Bernie Madoff selfishness is bad but TJ Roberts type selfishness is moral. One produced misery, the other produced wealth for people.
I think you need to realize that there is more than one way to form a concept. Or maybe we need another word altogether.
You enjoy writing for this blog, you take personal pleasure in doing so and in interacting with the people who post here. You like the exchange of ideas and the dust ups. You arent doing this for altruistic reasons; you get pleasure in doing so, selfish pleasure if I may say.
There is nothing wrong with that, you create value for the professor and the people who come here. To be truthfull, I would probably pay up to $10/month to read and post here. And there wouldnt be anything wrong with that either, to make money doing something you truly loved and giving enjoyment to other people. Why is that something to be denigrated?

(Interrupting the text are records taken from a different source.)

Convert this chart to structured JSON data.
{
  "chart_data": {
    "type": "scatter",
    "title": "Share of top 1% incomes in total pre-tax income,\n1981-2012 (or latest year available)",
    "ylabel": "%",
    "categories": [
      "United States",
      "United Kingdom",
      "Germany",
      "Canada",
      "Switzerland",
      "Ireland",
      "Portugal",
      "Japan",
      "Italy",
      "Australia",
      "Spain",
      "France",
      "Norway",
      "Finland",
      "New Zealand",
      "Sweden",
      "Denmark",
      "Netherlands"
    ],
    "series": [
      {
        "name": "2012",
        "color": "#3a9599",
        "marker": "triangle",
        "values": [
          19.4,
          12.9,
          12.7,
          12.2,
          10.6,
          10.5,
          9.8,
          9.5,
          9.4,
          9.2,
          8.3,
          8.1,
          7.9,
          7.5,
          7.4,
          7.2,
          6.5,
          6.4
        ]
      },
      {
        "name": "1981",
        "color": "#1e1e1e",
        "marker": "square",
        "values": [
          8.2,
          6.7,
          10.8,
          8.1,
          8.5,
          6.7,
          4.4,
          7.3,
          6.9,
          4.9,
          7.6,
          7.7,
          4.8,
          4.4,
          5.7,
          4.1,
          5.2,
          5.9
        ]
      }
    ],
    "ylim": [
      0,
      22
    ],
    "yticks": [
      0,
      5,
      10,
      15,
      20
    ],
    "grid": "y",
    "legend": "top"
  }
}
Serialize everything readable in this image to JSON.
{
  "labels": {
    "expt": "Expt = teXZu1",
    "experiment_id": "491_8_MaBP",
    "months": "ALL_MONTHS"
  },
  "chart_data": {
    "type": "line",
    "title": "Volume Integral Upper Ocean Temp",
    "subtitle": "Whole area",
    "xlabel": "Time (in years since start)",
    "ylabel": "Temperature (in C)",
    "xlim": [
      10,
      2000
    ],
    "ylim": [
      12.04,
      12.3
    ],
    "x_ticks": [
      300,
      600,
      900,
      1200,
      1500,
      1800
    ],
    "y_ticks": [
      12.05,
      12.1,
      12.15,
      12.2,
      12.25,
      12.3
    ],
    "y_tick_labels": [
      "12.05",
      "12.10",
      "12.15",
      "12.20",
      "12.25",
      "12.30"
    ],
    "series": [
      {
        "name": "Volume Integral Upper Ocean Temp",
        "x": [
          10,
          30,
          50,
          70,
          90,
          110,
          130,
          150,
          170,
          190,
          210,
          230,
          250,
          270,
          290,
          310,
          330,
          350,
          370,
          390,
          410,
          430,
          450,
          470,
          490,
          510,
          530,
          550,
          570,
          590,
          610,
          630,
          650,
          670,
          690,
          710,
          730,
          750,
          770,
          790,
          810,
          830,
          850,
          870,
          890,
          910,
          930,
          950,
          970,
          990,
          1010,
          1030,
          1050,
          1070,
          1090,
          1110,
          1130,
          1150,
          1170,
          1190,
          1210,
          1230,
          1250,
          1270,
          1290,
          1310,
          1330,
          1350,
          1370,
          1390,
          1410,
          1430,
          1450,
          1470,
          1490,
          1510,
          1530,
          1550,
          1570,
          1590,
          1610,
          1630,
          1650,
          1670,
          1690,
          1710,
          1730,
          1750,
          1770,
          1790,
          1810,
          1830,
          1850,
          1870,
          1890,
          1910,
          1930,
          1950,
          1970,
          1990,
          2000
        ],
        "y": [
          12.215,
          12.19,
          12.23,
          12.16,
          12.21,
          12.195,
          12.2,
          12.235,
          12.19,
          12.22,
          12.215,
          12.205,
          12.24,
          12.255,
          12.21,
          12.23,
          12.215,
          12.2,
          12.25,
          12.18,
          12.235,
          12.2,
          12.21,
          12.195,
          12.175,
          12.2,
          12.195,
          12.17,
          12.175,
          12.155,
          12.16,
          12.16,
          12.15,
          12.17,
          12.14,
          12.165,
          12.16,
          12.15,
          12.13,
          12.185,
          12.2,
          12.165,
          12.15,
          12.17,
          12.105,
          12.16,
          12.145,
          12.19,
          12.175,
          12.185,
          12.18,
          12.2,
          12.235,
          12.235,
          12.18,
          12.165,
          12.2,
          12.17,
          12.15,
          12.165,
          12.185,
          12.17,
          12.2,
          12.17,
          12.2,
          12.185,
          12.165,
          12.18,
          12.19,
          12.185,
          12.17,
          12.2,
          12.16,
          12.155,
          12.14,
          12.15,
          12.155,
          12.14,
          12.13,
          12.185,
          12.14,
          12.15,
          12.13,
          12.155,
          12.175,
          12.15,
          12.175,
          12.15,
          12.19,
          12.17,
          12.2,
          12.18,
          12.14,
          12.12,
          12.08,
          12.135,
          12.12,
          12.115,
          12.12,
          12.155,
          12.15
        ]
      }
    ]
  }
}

Do men love their wives? Isnt that selfish? They dont love the neighbor lady [well maybe some do], they wouldnt move heaven and earth to save the doctor’s wife but they would to save their own wife. Why would you want to belittle that kind of feeling?
Maybe I dont understand Objectivism but that is what I think she meant by selfishness. She didnt mean, at least I havent seen any evidence [or maybe I missed it], to achieve a value at the expense of your integrity.
By the way Bernie Madoff really wasnt very selfish in the end was he?
Bron,
I thought you’d really appreciate the chance to show off one of the few things Ayn was right about. 😉 Now if we could just get you to realize that selfishness isn’t really a virtue. 😀
Gene H:
How do you know it is “derpy”? If something is right, its right and needs repeating.
Racism is wrong, it needs to be repeated.
“Racism is the lowest, most crudely primitive form of collectivism. It is the notion of ascribing moral, social or political significance to a man’s genetic lineage—the notion that a man’s intellectual and characterological traits are produced and transmitted by his internal body chemistry. Which means, in practice, that a man is to be judged, not by his own character and actions, but by the characters and actions of a collective of ancestors.
Racism claims that the content of a man’s mind (not his cognitive apparatus, but its content) is inherited; that a man’s convictions, values and character are determined before he is born, by physical factors beyond his control. This is the caveman’s version of the doctrine of innate ideas—or of inherited knowledge—which has been thoroughly refuted by philosophy and science. Racism is a doctrine of, by and for brutes. It is a barnyard or stock-farm version of collectivism, appropriate to a mentality that differentiates between various breeds of animals, but not between animals and men.
Like every form of determinism, racism invalidates the specific attribute which distinguishes man from all other living species: his rational faculty. Racism negates two aspects of man’s life: reason and choice, or mind and morality, replacing them with chemical predestination.”
how is that for a derp? Actually it isnt, that is the truth.